By Juliana Lucas
The national Black Cultural Archives (BCA), in Windrush Square, Brixton, will finally open next year after appointing new building contractors.
Organisers were unable to open the centre for this summer’s Olympics after builders working to convert Raleigh Hall into the archives’ new home went bust in April.
Contractors Rooff Ltd have now been awarded the contract to complete the work, with a total project cost of nearly £5.5m. It is hoped the work will be completed by September next year.
The BCA, which will house thousands of black historical records, received £4m from the Heritage Lottery Fund and £1m from the London Development Agency.
Devon Thomas, chair of the Raleigh Hall Action Group has now raised the hopes of black Britons who want to see the centre up and running.

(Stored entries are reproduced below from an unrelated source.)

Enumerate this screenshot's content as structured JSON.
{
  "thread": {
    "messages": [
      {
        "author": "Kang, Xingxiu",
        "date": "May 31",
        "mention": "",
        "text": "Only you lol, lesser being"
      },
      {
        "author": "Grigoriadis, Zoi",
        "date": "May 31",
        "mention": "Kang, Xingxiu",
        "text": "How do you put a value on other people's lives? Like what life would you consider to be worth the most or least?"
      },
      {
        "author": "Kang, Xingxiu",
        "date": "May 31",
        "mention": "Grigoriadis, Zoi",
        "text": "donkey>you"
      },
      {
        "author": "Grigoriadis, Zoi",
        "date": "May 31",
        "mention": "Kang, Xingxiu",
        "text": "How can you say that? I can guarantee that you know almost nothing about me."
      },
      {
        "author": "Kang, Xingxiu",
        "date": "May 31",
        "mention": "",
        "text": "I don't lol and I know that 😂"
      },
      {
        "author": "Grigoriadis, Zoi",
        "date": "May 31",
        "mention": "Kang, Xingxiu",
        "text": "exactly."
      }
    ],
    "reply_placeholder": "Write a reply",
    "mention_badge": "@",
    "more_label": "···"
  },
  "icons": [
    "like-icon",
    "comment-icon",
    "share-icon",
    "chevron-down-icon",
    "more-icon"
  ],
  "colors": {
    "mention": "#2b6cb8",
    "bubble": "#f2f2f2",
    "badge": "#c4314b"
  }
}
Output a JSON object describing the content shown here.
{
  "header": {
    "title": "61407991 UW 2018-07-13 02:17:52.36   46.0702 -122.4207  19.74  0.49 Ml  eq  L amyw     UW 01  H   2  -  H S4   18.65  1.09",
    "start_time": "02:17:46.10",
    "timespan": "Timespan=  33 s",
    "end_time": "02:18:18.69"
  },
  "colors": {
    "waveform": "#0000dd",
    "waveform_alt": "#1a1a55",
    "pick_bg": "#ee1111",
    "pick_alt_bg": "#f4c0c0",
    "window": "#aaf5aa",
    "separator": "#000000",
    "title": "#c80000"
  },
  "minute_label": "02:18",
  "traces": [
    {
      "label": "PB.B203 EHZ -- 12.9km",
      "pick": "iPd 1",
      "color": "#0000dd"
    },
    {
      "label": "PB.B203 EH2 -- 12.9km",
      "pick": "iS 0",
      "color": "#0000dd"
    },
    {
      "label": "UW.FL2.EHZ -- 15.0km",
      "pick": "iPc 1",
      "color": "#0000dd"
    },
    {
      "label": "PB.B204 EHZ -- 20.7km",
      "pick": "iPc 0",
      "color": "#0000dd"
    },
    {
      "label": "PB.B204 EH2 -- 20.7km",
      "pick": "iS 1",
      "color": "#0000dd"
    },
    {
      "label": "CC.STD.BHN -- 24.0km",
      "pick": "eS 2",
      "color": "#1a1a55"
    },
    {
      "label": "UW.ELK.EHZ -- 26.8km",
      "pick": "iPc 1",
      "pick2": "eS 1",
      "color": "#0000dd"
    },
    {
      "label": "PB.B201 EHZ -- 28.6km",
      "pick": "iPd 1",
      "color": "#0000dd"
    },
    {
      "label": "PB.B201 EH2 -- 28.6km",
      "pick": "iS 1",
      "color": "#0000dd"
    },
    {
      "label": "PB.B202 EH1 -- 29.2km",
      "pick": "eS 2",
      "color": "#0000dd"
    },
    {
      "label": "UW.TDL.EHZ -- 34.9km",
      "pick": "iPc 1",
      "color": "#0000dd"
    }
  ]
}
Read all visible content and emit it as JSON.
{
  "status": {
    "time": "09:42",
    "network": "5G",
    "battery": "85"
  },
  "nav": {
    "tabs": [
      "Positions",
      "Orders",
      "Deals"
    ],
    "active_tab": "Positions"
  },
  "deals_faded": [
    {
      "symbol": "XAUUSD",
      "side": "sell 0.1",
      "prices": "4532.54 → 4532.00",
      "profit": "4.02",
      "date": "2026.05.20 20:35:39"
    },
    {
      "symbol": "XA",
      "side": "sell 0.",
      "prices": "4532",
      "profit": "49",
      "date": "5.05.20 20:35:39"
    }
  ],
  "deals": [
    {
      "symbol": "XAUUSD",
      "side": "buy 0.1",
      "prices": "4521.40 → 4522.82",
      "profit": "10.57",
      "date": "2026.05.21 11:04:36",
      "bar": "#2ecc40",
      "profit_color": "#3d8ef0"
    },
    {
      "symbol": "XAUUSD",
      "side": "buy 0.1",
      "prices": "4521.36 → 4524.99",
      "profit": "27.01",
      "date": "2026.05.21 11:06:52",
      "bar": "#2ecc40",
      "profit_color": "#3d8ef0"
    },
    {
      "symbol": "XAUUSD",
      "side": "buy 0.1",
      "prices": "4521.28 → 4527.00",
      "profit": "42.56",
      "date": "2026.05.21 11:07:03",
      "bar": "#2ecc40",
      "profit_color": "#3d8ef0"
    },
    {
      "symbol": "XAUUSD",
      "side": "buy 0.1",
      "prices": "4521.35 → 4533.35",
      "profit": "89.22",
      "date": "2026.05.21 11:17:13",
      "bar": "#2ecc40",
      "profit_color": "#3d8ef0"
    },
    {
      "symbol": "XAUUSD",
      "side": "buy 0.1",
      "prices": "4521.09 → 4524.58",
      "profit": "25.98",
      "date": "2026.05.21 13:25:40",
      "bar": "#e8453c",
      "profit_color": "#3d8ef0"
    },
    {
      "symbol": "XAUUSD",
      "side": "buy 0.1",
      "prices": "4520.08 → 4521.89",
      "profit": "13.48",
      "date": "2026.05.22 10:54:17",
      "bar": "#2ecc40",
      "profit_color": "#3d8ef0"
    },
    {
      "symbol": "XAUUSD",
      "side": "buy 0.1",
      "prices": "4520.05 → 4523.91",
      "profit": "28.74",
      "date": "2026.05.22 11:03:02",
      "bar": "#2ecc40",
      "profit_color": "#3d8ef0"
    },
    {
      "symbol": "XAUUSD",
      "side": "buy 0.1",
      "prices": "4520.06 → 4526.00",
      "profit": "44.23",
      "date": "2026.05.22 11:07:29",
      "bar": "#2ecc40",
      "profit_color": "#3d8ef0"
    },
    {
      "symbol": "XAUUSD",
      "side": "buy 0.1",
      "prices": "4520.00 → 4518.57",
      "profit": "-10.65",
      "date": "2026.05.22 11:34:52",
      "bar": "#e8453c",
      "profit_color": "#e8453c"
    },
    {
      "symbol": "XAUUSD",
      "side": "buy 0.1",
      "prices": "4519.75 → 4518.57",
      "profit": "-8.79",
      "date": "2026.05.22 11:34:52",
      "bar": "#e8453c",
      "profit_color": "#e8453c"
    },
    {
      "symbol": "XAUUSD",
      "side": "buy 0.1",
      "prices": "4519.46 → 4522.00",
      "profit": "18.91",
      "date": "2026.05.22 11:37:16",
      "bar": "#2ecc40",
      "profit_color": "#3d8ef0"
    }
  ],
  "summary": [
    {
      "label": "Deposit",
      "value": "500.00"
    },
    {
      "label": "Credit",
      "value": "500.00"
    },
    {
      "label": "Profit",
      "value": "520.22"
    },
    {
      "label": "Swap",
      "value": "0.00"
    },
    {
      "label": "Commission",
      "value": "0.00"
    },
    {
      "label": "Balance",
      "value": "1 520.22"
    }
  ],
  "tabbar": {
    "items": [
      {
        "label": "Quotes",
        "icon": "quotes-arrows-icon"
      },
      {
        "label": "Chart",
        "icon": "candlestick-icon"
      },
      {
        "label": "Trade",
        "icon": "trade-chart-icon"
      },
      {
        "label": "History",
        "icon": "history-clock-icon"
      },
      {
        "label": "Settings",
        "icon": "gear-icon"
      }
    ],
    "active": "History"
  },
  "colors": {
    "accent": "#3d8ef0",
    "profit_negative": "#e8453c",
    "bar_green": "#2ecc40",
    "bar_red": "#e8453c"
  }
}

He told the Bugle: “This is the culmination of 30 years of struggle by the Black communities to have their role in history recognised by the mainstream society.
“Although the recent delay of the building works has been a disappointment we are a people with patience, otherwise we wouldn’t even have got this far!”
Thomas added: “We will be getting a first class institution based in the heart of our most prominent community, saving and distributing our history and heritage through the land, giving all those who want it, access to it for research, education, enlightenment and anything else we choose to do with it! “
The centre has also been hit by the resignation of its chair, Matthew Ryder QC. Mr Ryder stepped down in February having served for two years.
The centre was co-founded by Lenford Garrison, an educationalist in 1981, to ensure that black history is properly recorded and celebrates the contribution of black people of African descent from Britain’s official history.
The BCA, which has the support of the Mayor Boris Johnson, hopes to become the leading institution for Black heritage and culture in the UK.